October 1908: The Month the Ohio River Began Drying


Ohio River: Oct. 15, 1908

The sight is nothing short of spectacular: A crinkled postcard of what appears to be a dried riverbed with the words, “Ohio River: Bridgeport, Ohio, Oct. 15th, 1908”. Typically this image is displayed online with some type of annotation declaring that the Ohio River had actually dried up in this image.

Though it is not true that the Ohio River has ever “dried up” in modern history, in the autumn of 1908, the river did reach unbelievably low water levels — so much so that it is still being talked about more than a century later.

So what’s the truth of this highly debated and much shared photograph?

For starters, it is important for individuals to know that the image is not even of the entire Ohio River, but was taken from Wheeling Island, West Virginia, looking west toward the State of Ohio.  The main stem of the river flows to the east of Wheeling Island, while the water to the westside of the island is little more than a football field in width.

Secondly, water is still visibly flowing in the image, though it is clearly and dramatically much lower than what is seen at typical levels.

Nevertheless, the photograph is quite impressive and reveals a fascinating sight.

In October 1908, after one of the driest string of months in American history, the Ohio River dropped to two inches below zero (meaning two inches below navigable water depth).

A week following the above photograph, on October 23, 1908, the Henderson Daily Gleaner reported that boys were playing baseball every day in the middle of the riverbed.

“The river at this point has received very little thought for the past few weeks, by reason of the fact that the stage has gotten so low that all business has ceased and it is almost hazardous for even small gasoline boats to run,” the paper reported, adding, “Only a short time ago the Jewell was compelled to stop and only the Nisbet can find enough water to run through. In Green River, it is the same. The river at Spottsville being lined on both sides with boats and barges waiting for enough water to carry them through the locks.”

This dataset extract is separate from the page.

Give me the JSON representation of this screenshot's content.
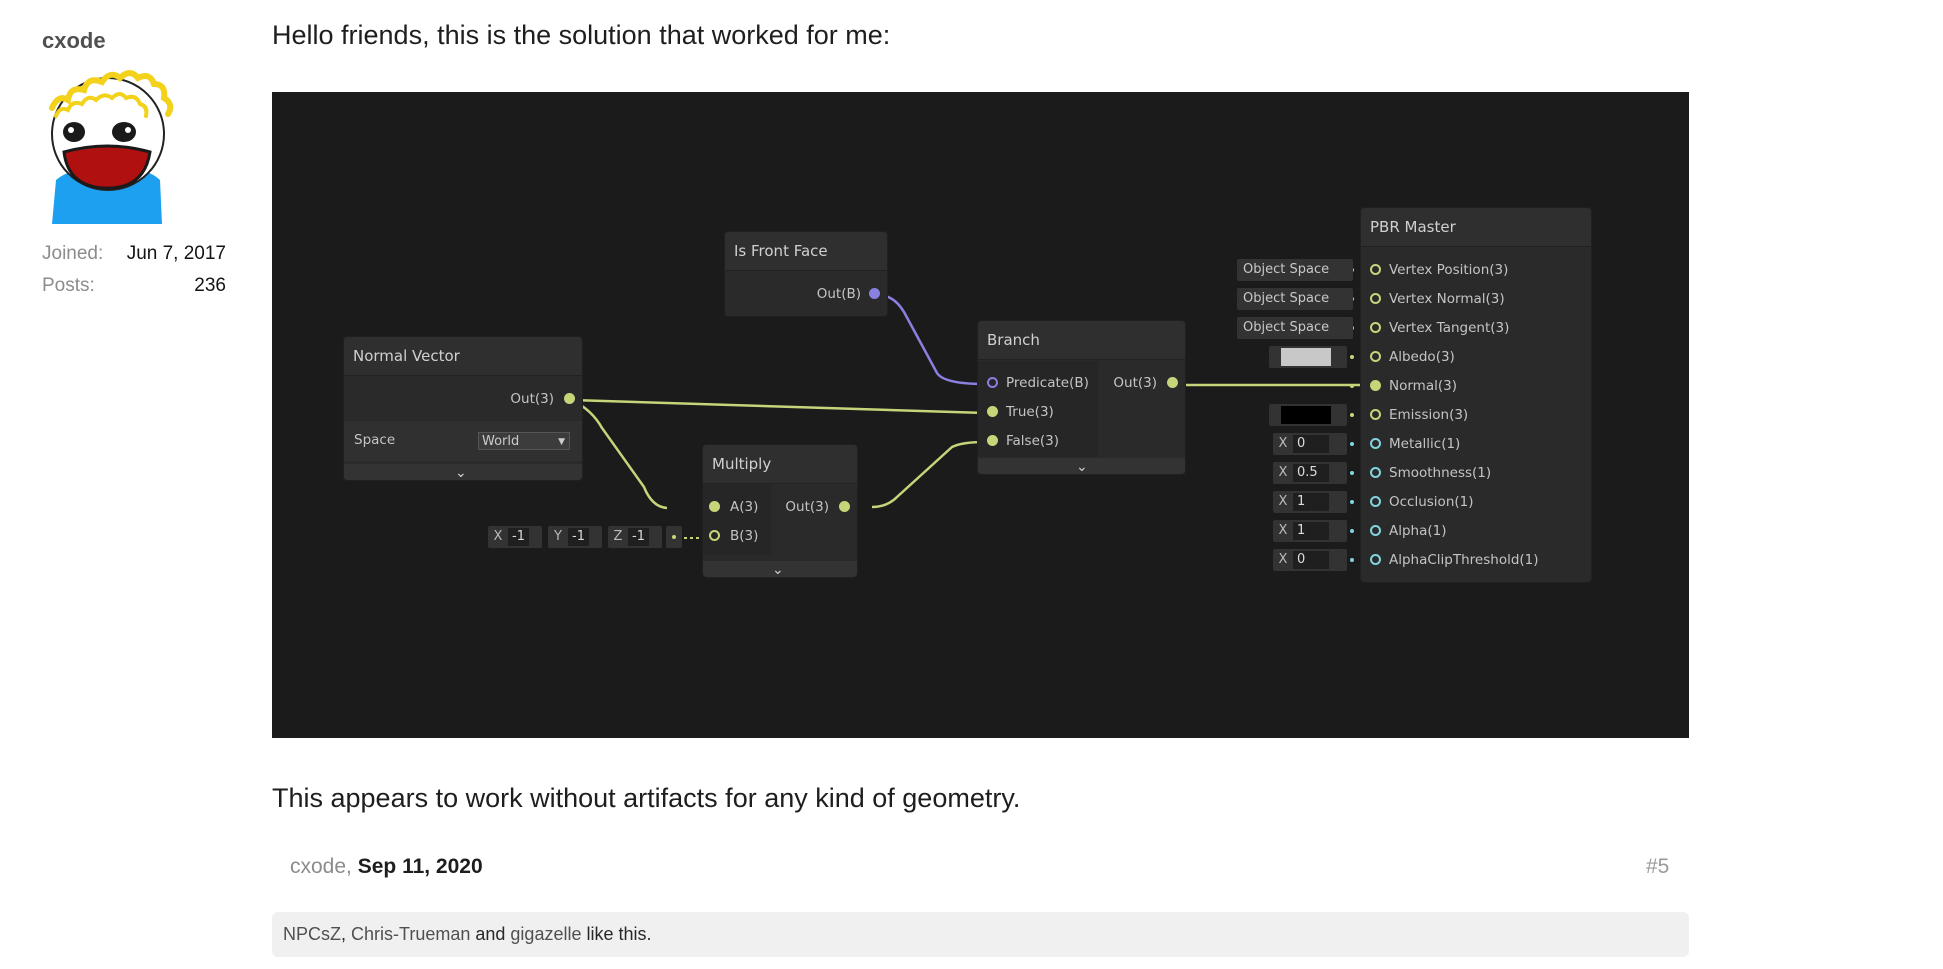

As bad as the 1908 drought was, however, according to the September 26, 1908, edition of The Akron Beacon Journal, the drought paled in comparison to one that had occurred a couple generations earlier.

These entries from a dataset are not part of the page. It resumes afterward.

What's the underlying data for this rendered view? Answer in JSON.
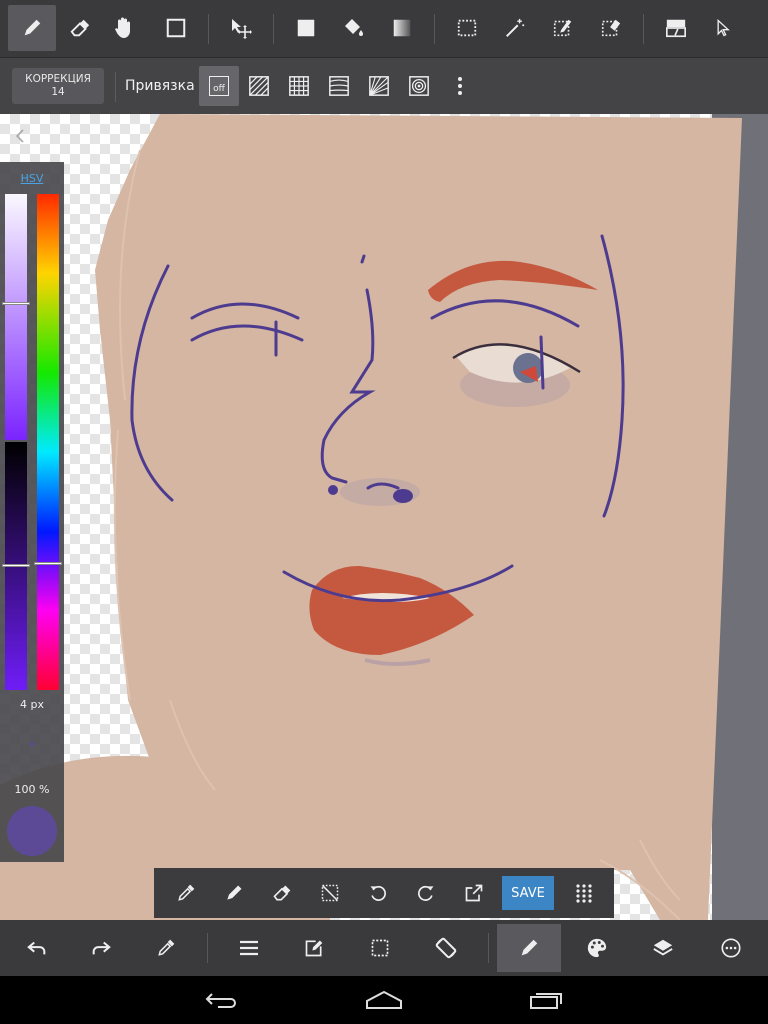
{
  "toolbar": {
    "tools": [
      "pen-icon",
      "eraser-icon",
      "hand-icon",
      "rectangle-icon",
      "move-icon",
      "fill-square-icon",
      "bucket-icon",
      "gradient-icon",
      "select-rect-icon",
      "magic-wand-icon",
      "select-pen-icon",
      "select-eraser-icon",
      "layer-split-icon",
      "pointer-icon"
    ],
    "active_tool": "pen"
  },
  "subbar": {
    "correction_label": "КОРРЕКЦИЯ",
    "correction_value": "14",
    "snap_label": "Привязка",
    "snap_off_label": "off"
  },
  "left_panel": {
    "mode_label": "HSV",
    "brush_size": "4 px",
    "opacity": "100 %",
    "current_color": "#5d4a97"
  },
  "float_bar": {
    "save_label": "SAVE"
  },
  "colors": {
    "skin": "#d4b6a2",
    "sketch": "#4d3b8f",
    "lips": "#c5593f",
    "accent": "#3d86c6"
  }
}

“This season has certainly been dry, and the drought, especially during the past few weeks, has been a very serious one, but still the memory of the oldest inhabitants runs back to a year when there was a worse one… [The drought in the summer of 1845]: There was no rain from the last of March until the tenth of June, when there fell a little rain for one day, but no more until the second of July, when there probably fell a half inch, for it made the roads a little muddy. From this time no rain fell until early in September.

“The long continued drought reduced the streams of water to mere rills, and many springs and wells, heretofore unfailing, became dry or nearly so. The grass crop entirely failed, and through many counties the pasture lands were so dry that, in walking across them, the dust would rise as in the highways. So dry was the grass that fires, when accidentally kindled, would run over them as over a stubble field and great caution was required to prevent damage from them. The crop of oats and corn was nearly destroyed.  Many fields of wheat so perished that no attempt was made to harvest them.  The health of the inhabitants was not materially affected, although much sickness was expected.  Grasshoppers were multiplied exceedingly in many places and destroyed every green thing that the drought had spared, even to the thistles and elder tops by the roadside.

“The late frosts and cold drying winds of the spring months cut off nearly all the fruit, and what few apples remained were defective at the core.

“So great was the scarcity of food for the domestic animals that early in the autumn droves of cattle were sent into the valley of the Scioto to pass the winter.  Many stocks of dairy cows were broken up and dispersed, selling for only four or five dollars a head, as the cost of wintering would be more than their worth in the spring.

“That was certainly a drought that was a drought, and to read of it makes us think that this year of our Lord 1908 has not been so bad after all.”